Rajinikanth, known for a string of hits across the past four decades, has just released his latest film, Kabali. Out on July 22 in India, it has received an unprecedented amount of attention, even by the standards of movie-star crazy India.
In Kabali, the actor dons stylish three-piece suits and John Lennon sunglasses for his role as a wrongfully convicted gangster recently released from jail. It’s the biggest crossover hit from Tamil cinema, the regional-language movie industry from the south Indian state of Tamil Nadu.
The level of adoration for Rajinikanth rivals that of the ones for gods - literally. Before the film’s release, some of fans poured milk on cardboard images of the actor, an act of veneration usually reserved for Hindu deities.
Box office bonanza
The excitement has also translated into commercial success.
In the U.S. alone, Kabali brought in an estimated $4.1 million in ticket sales over the weekend, making it the ninth-highest grossing film this weekend and the only non-English language film in the top ten.
In India, industry analyst Sreedhar Pillai says the figure for the weekend is around 110 crore rupees or $16 million, beating out the Bollywood film, Sultan, which stars North Indian superstar Salman Khan.
Much of its commercial success comes from the audience’s devotion to Rajinikanth, which has spawned toilet constructions and a life-sized chocolate statue, among other things.
Its release day became a sort of unofficial public holiday for many. Several companies in the cities of Bangalore and Chennai gave their employees a day off on the day of the movie’s release.
Manoj Pushparaj, the owner of Opus Waterproofing, a company in Bangalore, gave his 40-plus employees a holiday on July 22 to see the film. He knew work could not compete, comparing it to the levels of excitement for a cricket match.
“When there is an India vs. Pakistan match, everybody speaks about it,” he said. “They will physically come to the office, but they won’t be doing the work. Their heart and mind will be in the match.”
In nearby Pondicherry, the government gave out hundreds of movie tickets to villagers who had constructed a toilet in their homes as part of the Prime Minister Narendra Modi’s Swacch Bharat Abhiyan program.
Multinational companies have tapped into the fever too, with budget airlines AirAsia creating a special flight from Bangalore to Chennai for the film’s screening and plastering one of their planes with Rajinikanth’s face.
The making of a legend
A large part of the actor’s appeal lies in the myth of his own creation.

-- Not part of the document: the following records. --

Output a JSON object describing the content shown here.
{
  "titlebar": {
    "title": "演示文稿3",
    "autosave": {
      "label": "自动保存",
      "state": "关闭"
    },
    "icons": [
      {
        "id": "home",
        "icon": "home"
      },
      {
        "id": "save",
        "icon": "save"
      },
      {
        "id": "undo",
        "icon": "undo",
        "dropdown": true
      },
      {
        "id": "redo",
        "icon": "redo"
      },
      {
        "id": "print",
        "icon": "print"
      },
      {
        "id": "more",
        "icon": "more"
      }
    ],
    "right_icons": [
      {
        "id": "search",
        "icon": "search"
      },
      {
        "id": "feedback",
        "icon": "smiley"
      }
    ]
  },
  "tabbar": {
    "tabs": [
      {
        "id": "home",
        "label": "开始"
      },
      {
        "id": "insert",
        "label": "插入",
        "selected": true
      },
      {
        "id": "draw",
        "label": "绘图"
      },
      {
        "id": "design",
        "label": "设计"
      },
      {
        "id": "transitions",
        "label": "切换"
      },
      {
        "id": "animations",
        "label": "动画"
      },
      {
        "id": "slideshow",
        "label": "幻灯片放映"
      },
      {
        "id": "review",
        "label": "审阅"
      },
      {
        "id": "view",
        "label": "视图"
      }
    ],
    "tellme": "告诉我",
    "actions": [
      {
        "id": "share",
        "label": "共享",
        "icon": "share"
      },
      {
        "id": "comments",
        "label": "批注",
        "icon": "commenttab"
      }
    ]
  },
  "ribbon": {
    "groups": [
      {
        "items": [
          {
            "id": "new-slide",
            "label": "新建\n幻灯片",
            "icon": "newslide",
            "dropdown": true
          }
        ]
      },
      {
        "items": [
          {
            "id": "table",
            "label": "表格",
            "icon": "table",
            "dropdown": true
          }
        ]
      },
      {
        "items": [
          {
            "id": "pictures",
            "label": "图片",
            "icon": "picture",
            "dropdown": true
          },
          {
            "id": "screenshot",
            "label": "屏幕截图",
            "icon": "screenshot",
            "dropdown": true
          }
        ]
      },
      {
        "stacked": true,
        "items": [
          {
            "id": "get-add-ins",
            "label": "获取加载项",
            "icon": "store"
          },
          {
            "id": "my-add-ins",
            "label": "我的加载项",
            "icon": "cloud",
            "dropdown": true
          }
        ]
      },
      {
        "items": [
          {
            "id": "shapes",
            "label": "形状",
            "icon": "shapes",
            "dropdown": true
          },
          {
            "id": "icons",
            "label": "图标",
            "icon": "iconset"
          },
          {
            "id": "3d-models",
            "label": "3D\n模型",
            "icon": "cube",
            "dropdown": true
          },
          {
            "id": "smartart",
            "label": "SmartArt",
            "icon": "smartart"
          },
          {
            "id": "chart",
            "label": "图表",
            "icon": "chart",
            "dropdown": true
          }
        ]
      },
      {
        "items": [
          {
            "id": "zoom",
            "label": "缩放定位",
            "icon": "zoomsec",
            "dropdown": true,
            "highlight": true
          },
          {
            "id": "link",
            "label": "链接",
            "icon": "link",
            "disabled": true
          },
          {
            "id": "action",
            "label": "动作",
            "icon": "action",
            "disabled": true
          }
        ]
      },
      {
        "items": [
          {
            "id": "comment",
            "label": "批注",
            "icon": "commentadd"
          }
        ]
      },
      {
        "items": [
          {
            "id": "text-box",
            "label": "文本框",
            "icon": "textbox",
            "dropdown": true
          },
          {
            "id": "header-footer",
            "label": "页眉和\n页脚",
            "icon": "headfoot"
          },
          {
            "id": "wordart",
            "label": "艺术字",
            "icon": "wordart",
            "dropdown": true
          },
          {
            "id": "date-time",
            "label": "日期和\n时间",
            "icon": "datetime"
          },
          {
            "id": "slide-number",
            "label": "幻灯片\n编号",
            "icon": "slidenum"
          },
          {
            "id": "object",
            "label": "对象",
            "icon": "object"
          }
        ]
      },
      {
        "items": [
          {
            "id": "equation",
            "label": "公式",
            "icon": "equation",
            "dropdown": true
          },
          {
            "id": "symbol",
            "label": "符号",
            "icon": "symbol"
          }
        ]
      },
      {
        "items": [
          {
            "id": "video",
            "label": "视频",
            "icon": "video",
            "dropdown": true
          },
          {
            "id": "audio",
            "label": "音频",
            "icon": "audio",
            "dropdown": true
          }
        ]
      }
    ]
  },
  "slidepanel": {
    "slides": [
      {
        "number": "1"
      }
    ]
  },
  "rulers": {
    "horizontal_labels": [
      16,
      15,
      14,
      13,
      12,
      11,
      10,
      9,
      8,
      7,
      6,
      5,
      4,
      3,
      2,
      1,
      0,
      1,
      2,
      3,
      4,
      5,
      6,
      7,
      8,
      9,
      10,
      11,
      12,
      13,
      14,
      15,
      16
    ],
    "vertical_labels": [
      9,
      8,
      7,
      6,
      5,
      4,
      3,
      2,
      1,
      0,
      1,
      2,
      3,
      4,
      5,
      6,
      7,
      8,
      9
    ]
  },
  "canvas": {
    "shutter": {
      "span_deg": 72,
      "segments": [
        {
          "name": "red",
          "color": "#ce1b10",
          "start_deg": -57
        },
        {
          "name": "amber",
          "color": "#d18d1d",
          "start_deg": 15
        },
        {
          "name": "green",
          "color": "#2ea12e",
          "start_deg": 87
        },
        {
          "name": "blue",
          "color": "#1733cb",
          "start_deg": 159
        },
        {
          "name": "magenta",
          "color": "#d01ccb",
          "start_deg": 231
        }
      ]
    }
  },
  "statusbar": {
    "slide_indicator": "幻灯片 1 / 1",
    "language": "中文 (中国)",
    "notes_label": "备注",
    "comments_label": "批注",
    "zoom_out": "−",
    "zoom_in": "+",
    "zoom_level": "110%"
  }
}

Born Shivaji Rao Gaekwad, he worked as a bus conductor in Bangalore. Since becoming a superstar, he has started a charitable trust and worked with his wife to start schools in Chennai. His biography claims that he gives about half of his income away to charity.
“He’s humble in the sense that away from the screen he’s his own self,” Gautaman Bhaskaran, a Chennai-based film critic, said. “He doesn’t go around with the trappings of a star. He doesn’t even wear a wig.”
Much has also been made of the fact that Rajinikanth returned money to his movie distributors after his previous two films flopped.
Although reviews of Kabali itself have been quite mixed from the critics, the actor’s fans say they see nothing wrong with their favorite icon.
“Even Mother Teresa has critics,” Pushparaj said. He plans to see the film again this week.